Perhaps the most refined of the Australian-run restaurants in Hong Kong is Arcane, chef Shane Osborn's understated eatery tucked away on the third floor of a charmless office block on a Central side street. Sit at the bar where you'll have full view of Osborn and witness the culinary equivalent of the Flash: near-silent yet whirring and whirling with balletic precision, serving up dish after dish of gorgeously plated food to a soundtrack that ranges from The Cure to Jamiroquai.
Japanese fruit tomato salad at Arcane.
Osborn was the first Australian chef in the world to win a Michelin star—at the celebrated Pied à Terre in London. But he laments the false pressure that such ratings systems create—you're cooking for the artificially small audience of professional critics, not for the eating public—and at Arcane, he cooks to a different standard: What he wants to eat.

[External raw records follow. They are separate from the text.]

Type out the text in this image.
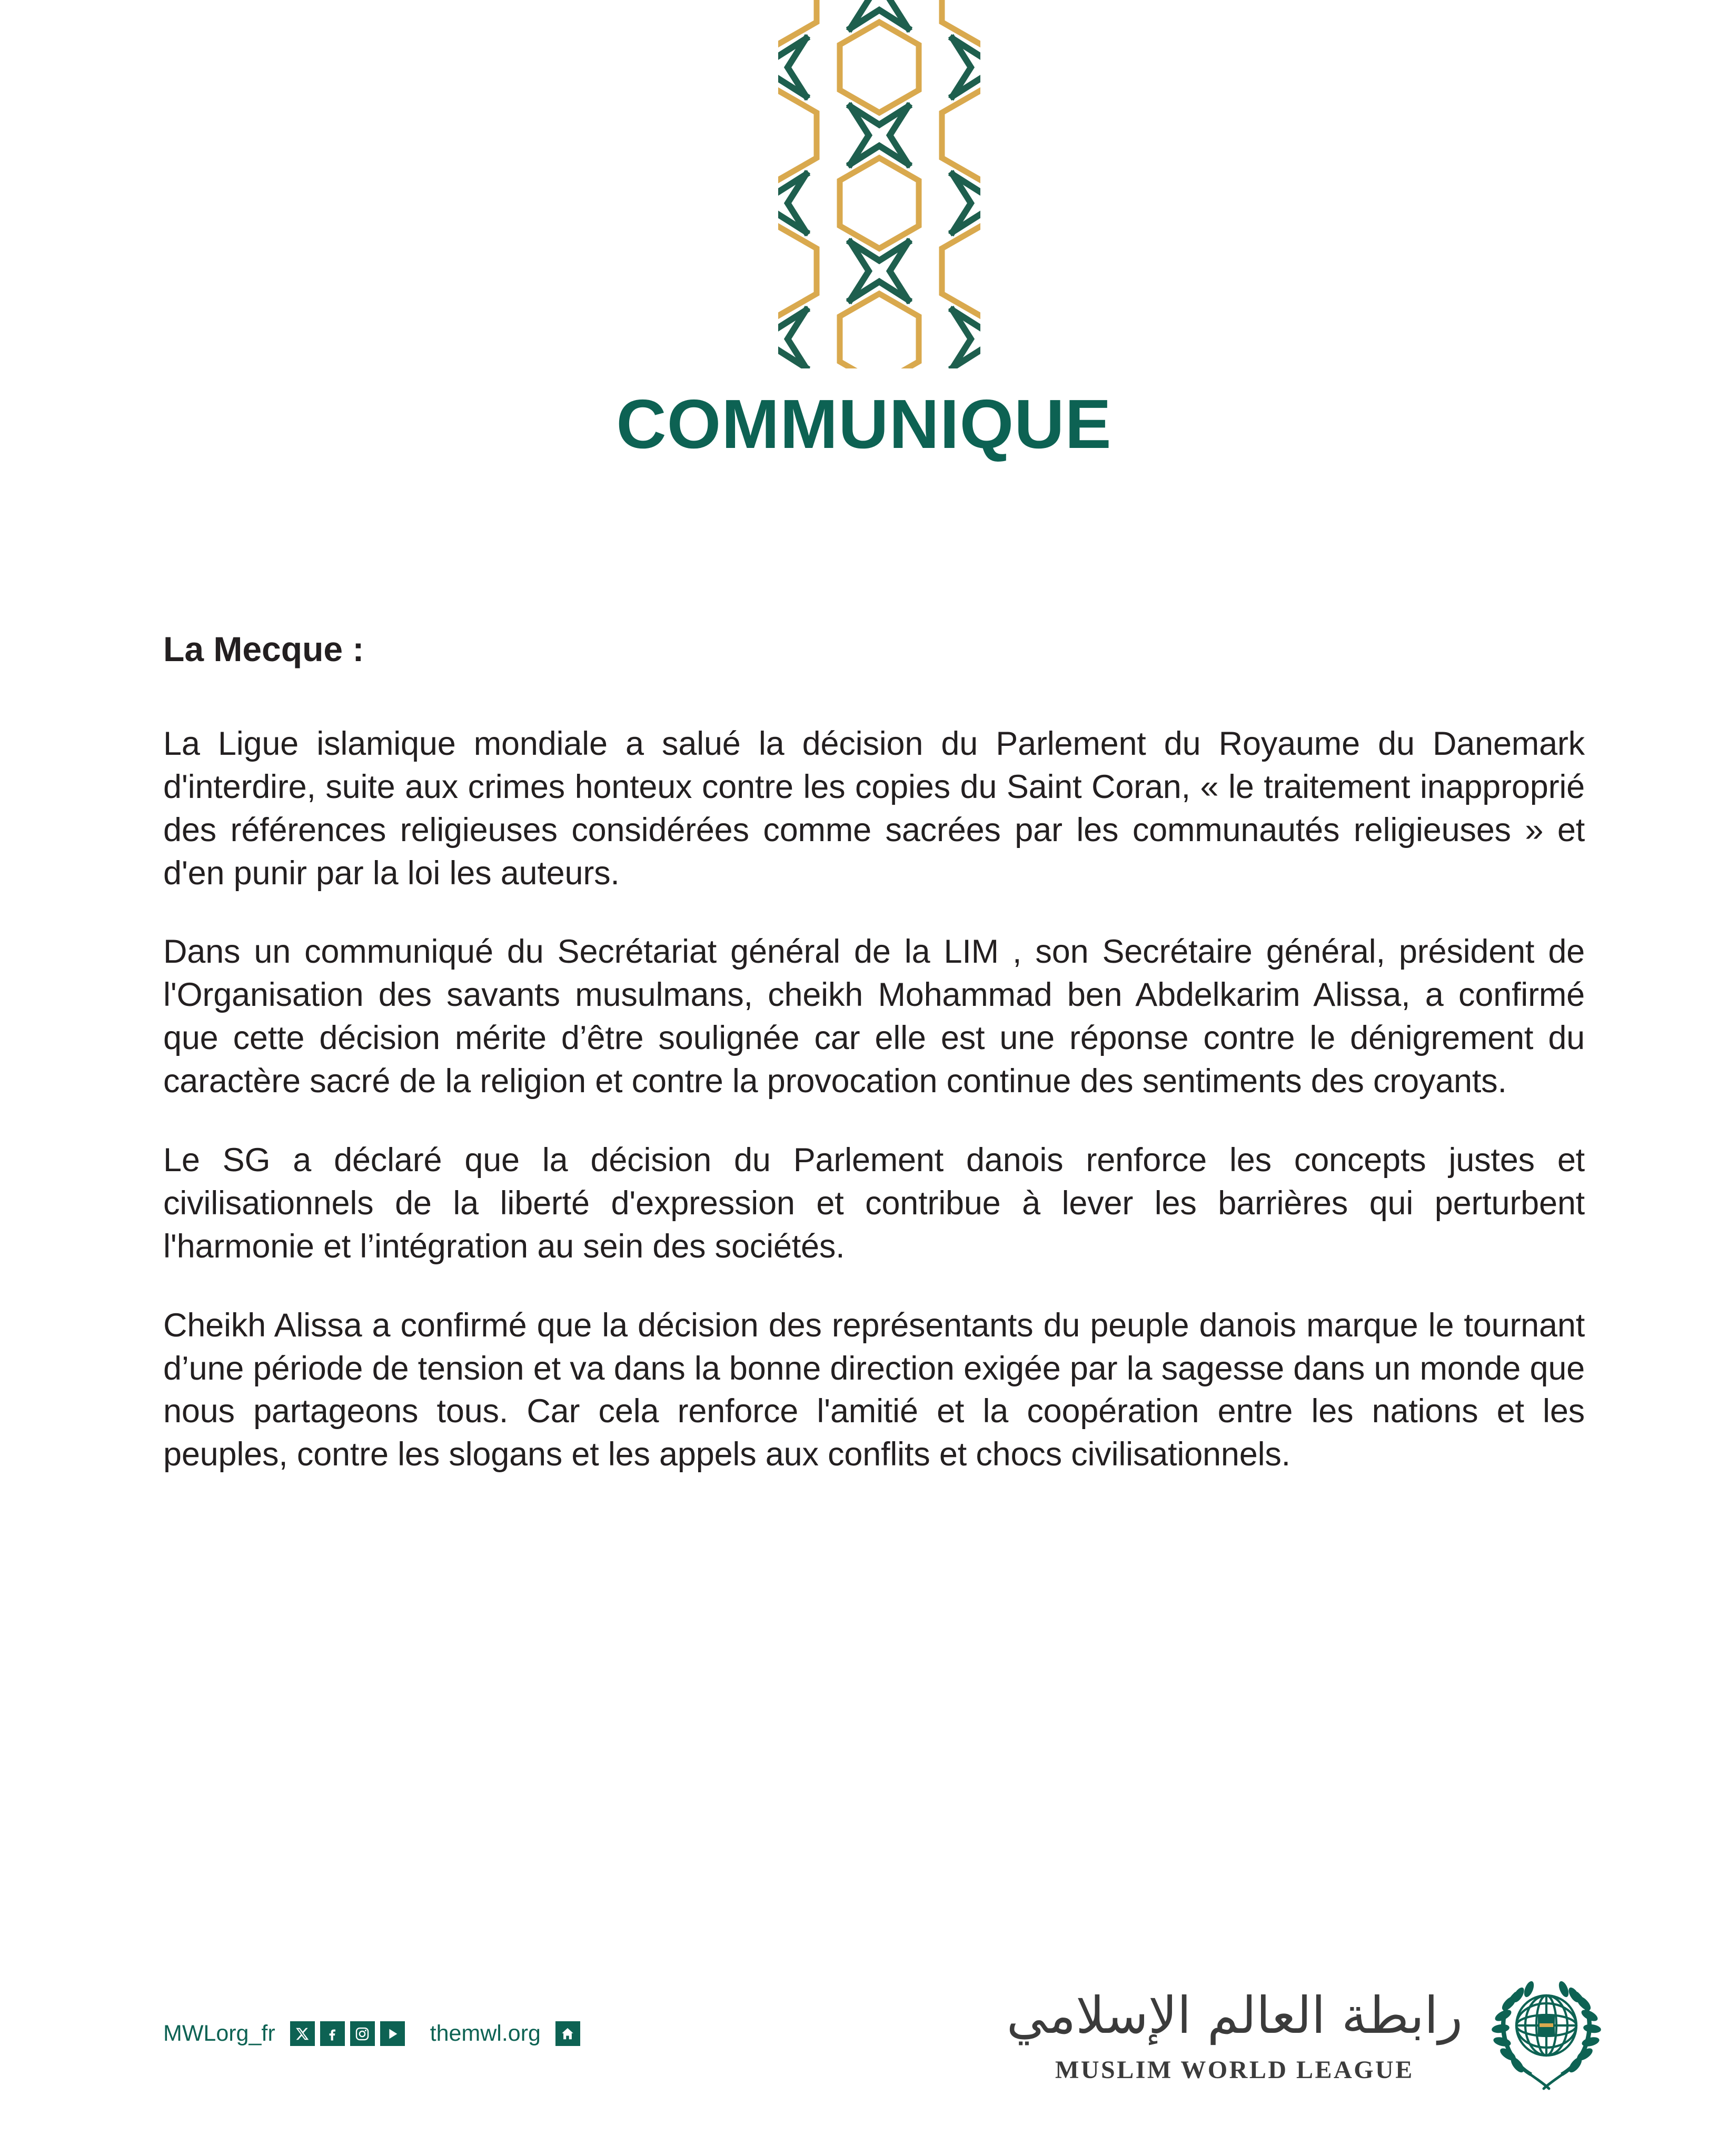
COMMUNIQUE

La Mecque :

La Ligue islamique mondiale a salué la décision du Parlement du Royaume du Danemark d'interdire, suite aux crimes honteux contre les copies du Saint Coran, « le traitement inapproprié des références religieuses considérées comme sacrées par les communautés religieuses » et d'en punir par la loi les auteurs.

Dans un communiqué du Secrétariat général de la LIM , son Secrétaire général, président de l'Organisation des savants musulmans, cheikh Mohammad ben Abdelkarim Alissa, a confirmé que cette décision mérite d’être soulignée car elle est une réponse contre le dénigrement du caractère sacré de la religion et contre la provocation continue des sentiments des croyants.

Le SG a déclaré que la décision du Parlement danois renforce les concepts justes et civilisationnels de la liberté d'expression et contribue à lever les barrières qui perturbent l'harmonie et l’intégration au sein des sociétés.

Cheikh Alissa a confirmé que la décision des représentants du peuple danois marque le tournant d’une période de tension et va dans la bonne direction exigée par la sagesse dans un monde que nous partageons tous. Car cela renforce l'amitié et la coopération entre les nations et les peuples, contre les slogans et les appels aux conflits et chocs civilisationnels.

MWLorg_fr	themwl.org	رابطة العالم الإسلامي
MUSLIM WORLD LEAGUE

That means an ever-changing, menu of super-fresh ingredients with an emphasis on produce from Japan. Don't mistake that to mean his cooking is Japanese—his influences range far and wide. You might start with some Japanese fruit tomatoes with housemade ricotta. Next, raw yellowtail with jicama, fennel confit and soy-ginger dressing. Then, perhaps sautéed gnocchi with black truffle and mushrooms—one of the few dishes that stays on the menu; "I'm not a noodle person, but Hong Kong people like noodles, and this is our version," Osborn explains. And you could end with a slice of chocolate tart served with Guinness ice cream.
"I don't think Arcane is a finedining restaurant—I call it refined. We don't do tasting menus, amusegueules, canapés, petit fours," Osborn says. Whatever he wants to call it, he does good food that draws on rich traditions to create something fresh and daring, a through line that connects all of the best Australian cooking in Hong Kong. As he puts it: "Australians have this philosophy: Why not?" arcane.hk; meal for two HK$1,300.

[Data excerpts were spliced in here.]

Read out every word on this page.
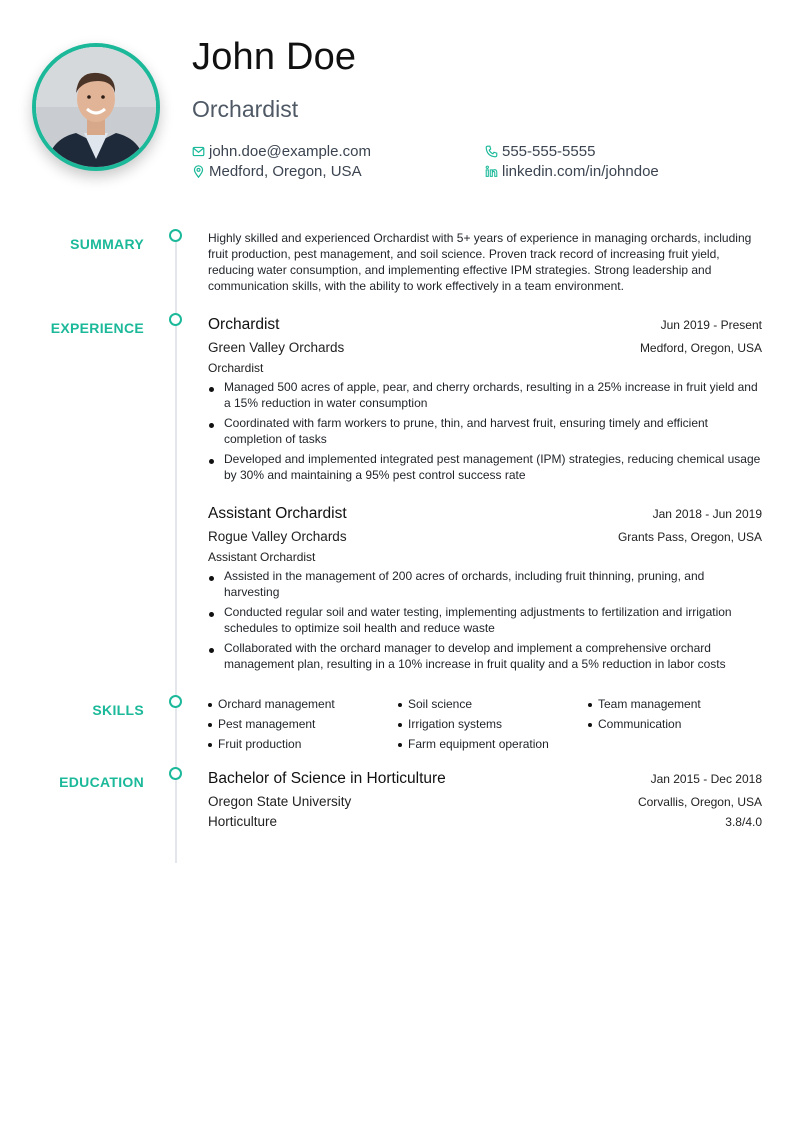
John Doe
Orchardist
john.doe@example.com
Medford, Oregon, USA
555-555-5555
linkedin.com/in/johndoe
SUMMARY	Highly skilled and experienced Orchardist with 5+ years of experience in managing orchards, including fruit production, pest management, and soil science. Proven track record of increasing fruit yield, reducing water consumption, and implementing effective IPM strategies. Strong leadership and communication skills, with the ability to work effectively in a team environment.
EXPERIENCE	Orchardist	Jun 2019 - Present
Green Valley Orchards	Medford, Oregon, USA
Orchardist
Managed 500 acres of apple, pear, and cherry orchards, resulting in a 25% increase in fruit yield and a 15% reduction in water consumption
Coordinated with farm workers to prune, thin, and harvest fruit, ensuring timely and efficient completion of tasks
Developed and implemented integrated pest management (IPM) strategies, reducing chemical usage by 30% and maintaining a 95% pest control success rate
Assistant Orchardist	Jan 2018 - Jun 2019
Rogue Valley Orchards	Grants Pass, Oregon, USA
Assistant Orchardist
Assisted in the management of 200 acres of orchards, including fruit thinning, pruning, and harvesting
Conducted regular soil and water testing, implementing adjustments to fertilization and irrigation schedules to optimize soil health and reduce waste
Collaborated with the orchard manager to develop and implement a comprehensive orchard management plan, resulting in a 10% increase in fruit quality and a 5% reduction in labor costs
SKILLS	Orchard management	Soil science	Team management
Pest management	Irrigation systems	Communication
Fruit production	Farm equipment operation
EDUCATION	Bachelor of Science in Horticulture	Jan 2015 - Dec 2018
Oregon State University	Corvallis, Oregon, USA
Horticulture	3.8/4.0
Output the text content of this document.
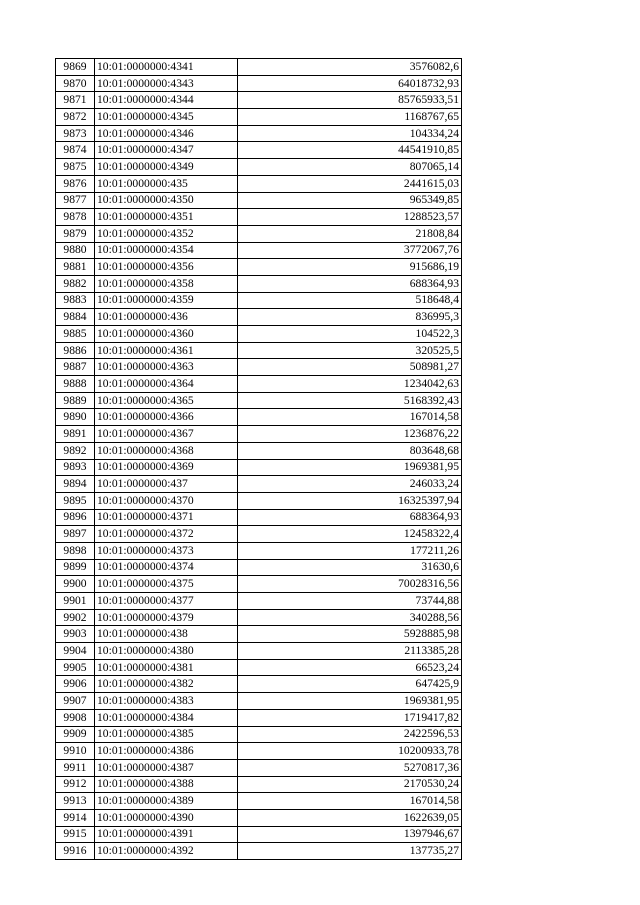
9869	10:01:0000000:4341	3576082,6
9870	10:01:0000000:4343	64018732,93
9871	10:01:0000000:4344	85765933,51
9872	10:01:0000000:4345	1168767,65
9873	10:01:0000000:4346	104334,24
9874	10:01:0000000:4347	44541910,85
9875	10:01:0000000:4349	807065,14
9876	10:01:0000000:435	2441615,03
9877	10:01:0000000:4350	965349,85
9878	10:01:0000000:4351	1288523,57
9879	10:01:0000000:4352	21808,84
9880	10:01:0000000:4354	3772067,76
9881	10:01:0000000:4356	915686,19
9882	10:01:0000000:4358	688364,93
9883	10:01:0000000:4359	518648,4
9884	10:01:0000000:436	836995,3
9885	10:01:0000000:4360	104522,3
9886	10:01:0000000:4361	320525,5
9887	10:01:0000000:4363	508981,27
9888	10:01:0000000:4364	1234042,63
9889	10:01:0000000:4365	5168392,43
9890	10:01:0000000:4366	167014,58
9891	10:01:0000000:4367	1236876,22
9892	10:01:0000000:4368	803648,68
9893	10:01:0000000:4369	1969381,95
9894	10:01:0000000:437	246033,24
9895	10:01:0000000:4370	16325397,94
9896	10:01:0000000:4371	688364,93
9897	10:01:0000000:4372	12458322,4
9898	10:01:0000000:4373	177211,26
9899	10:01:0000000:4374	31630,6
9900	10:01:0000000:4375	70028316,56
9901	10:01:0000000:4377	73744,88
9902	10:01:0000000:4379	340288,56
9903	10:01:0000000:438	5928885,98
9904	10:01:0000000:4380	2113385,28
9905	10:01:0000000:4381	66523,24
9906	10:01:0000000:4382	647425,9
9907	10:01:0000000:4383	1969381,95
9908	10:01:0000000:4384	1719417,82
9909	10:01:0000000:4385	2422596,53
9910	10:01:0000000:4386	10200933,78
9911	10:01:0000000:4387	5270817,36
9912	10:01:0000000:4388	2170530,24
9913	10:01:0000000:4389	167014,58
9914	10:01:0000000:4390	1622639,05
9915	10:01:0000000:4391	1397946,67
9916	10:01:0000000:4392	137735,27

PASTRY CHEF JANICE WONG IS BRINGING AUSSIE INFLUENCE TO HER SAVORY SIDE.
Singaporean chef Janice Wong trained in gastronomic temples including Chicago's Alinea and Arzak in San Sebastián, Spain. But she credits her stint as a student in Melbourne with her passion for produce. Wong crisscrossed the country, tasting cheese in Victoria, sampling veggies in Tasmania, and learning how to make wine at a family-owned organic winery in New South Wales. Her resulting passion for seasonal ingredients is evident at Cobo House by 2am:dessertbar, the Shek Tong Tsui restaurant she opened this spring. Wong is best-known in Singapore as a daring pastry chef who has created edible art installations for brands including Prada, Tiffany and Louis Vuitton, and the "2am:dessertbar" in the restaurant's name refers to her famed Singapore sweets spot. But Cobo House—her first eatery outside her hometown—represents her biggest move into savory. And it's on that side of the kitchen that you'll find the fullest representation of her Australian memories, with dishes like an Australian grade 8 Wagyu, sous vided, seared and served with slow-cooked miso potatoes, beet oil and mushroom. cobohouse.com; set menus from HK$428.
Cassis Plum, the signature dessert at Cobo House.